Graham Buckell, Bates Weston tax partner, sheds some light on the complex interactions between allowances and bands.
The personal tax system has become mind numbingly complex over the last few years.
- Different tax rates for dividends
- Dividend allowance (£5,000 due to drop to £2,000 with effect from 6/4/18)
- Personal savings allowance (£1,000 for basic rate taxpayers, £500 for higher rate taxpayers and nil for additional rate taxpayers)
- Starting rate for savings (nil or £5,000 depending on other income)
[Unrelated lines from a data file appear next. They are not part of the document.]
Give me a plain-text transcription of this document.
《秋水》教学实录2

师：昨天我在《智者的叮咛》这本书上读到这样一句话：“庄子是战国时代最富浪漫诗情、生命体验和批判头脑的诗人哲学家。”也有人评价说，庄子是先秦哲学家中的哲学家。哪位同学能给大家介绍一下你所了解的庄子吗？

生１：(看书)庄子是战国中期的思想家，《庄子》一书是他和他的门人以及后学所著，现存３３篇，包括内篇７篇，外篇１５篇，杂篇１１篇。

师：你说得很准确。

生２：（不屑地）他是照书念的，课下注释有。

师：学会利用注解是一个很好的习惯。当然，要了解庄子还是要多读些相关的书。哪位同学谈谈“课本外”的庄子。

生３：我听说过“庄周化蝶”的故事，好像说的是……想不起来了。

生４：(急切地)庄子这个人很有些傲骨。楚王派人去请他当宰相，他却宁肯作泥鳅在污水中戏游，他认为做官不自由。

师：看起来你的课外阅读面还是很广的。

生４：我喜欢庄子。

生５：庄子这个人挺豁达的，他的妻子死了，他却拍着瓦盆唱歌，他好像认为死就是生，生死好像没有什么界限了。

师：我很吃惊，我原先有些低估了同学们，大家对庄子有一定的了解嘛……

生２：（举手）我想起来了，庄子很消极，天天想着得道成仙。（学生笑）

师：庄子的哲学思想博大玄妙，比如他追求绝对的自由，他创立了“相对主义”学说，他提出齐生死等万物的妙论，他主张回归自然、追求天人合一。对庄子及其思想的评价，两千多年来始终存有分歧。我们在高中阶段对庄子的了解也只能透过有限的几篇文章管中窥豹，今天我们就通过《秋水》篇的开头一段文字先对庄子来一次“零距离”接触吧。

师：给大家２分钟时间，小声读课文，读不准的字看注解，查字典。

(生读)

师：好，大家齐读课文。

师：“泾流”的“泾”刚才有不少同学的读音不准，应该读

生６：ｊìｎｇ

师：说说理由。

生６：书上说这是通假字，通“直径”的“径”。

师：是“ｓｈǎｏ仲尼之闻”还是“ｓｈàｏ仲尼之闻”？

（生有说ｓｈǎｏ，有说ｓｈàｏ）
- Withdrawal of personal allowance for income over £100,000
- Transfer of 10% of unused personal allowance to a spouse provided the transferee is a basic rate taxpayer
- Different rates and bands for Scottish taxpayers
The interaction of these has led to errors in HMRC’s own system for calculating tax liabilities causing the rejection of returns submitted online with the solution being to submit on paper!!!
Labels are unhelpful too. The dividend allowance and the personal savings allowance are not actually allowances at all but are bands of income within which no tax is paid. Thus, for example, it is possible for a taxpayer to be paying no higher rate tax but still be a higher rate taxpayer for the purposes of the lower personal savings allowance and ineligibility for a transfer of personal allowances. Remember that, if a taxpayer is caught in this trap, a gift aid contribution carried back to the previous year can pull him back into the basic rate band.
An example of where HMRC’s own system fell over is based on the principle that one can choose to allocate the personal allowance as one wishes. Clearly the idea is to set it against income that is taxed at a higher rate which normally means non-dividend income in priority to dividend income. But this is not correct in all circumstances due to the fact that the dividend allowance is a nil band – not an allowance.
The idea is to allocate personal allowance to non-savings income to reduce it to the basic rate band limit (£33,500 in 2017/18) with the balance against dividends. By doing this the £5,000 nil band for dividends saves tax at 32.5% rather than at 7.5% as the following example illustrates.
The maximum saving that can be achieved is £625 (£5,000 x (32.5%-20%)). In the example this saving is offset by pushing income from 7.5% to 20%. Thus the maximum saving is achieved with non-savings income of £40,000 with some saving between £35,000 and £45,000.
In 2018/19 the maximum saving will reduce to £250 (£2,000 x (32.5%-20%)) achieved with non-savings income of £44,350 (with the range being £42.350 to £46,350).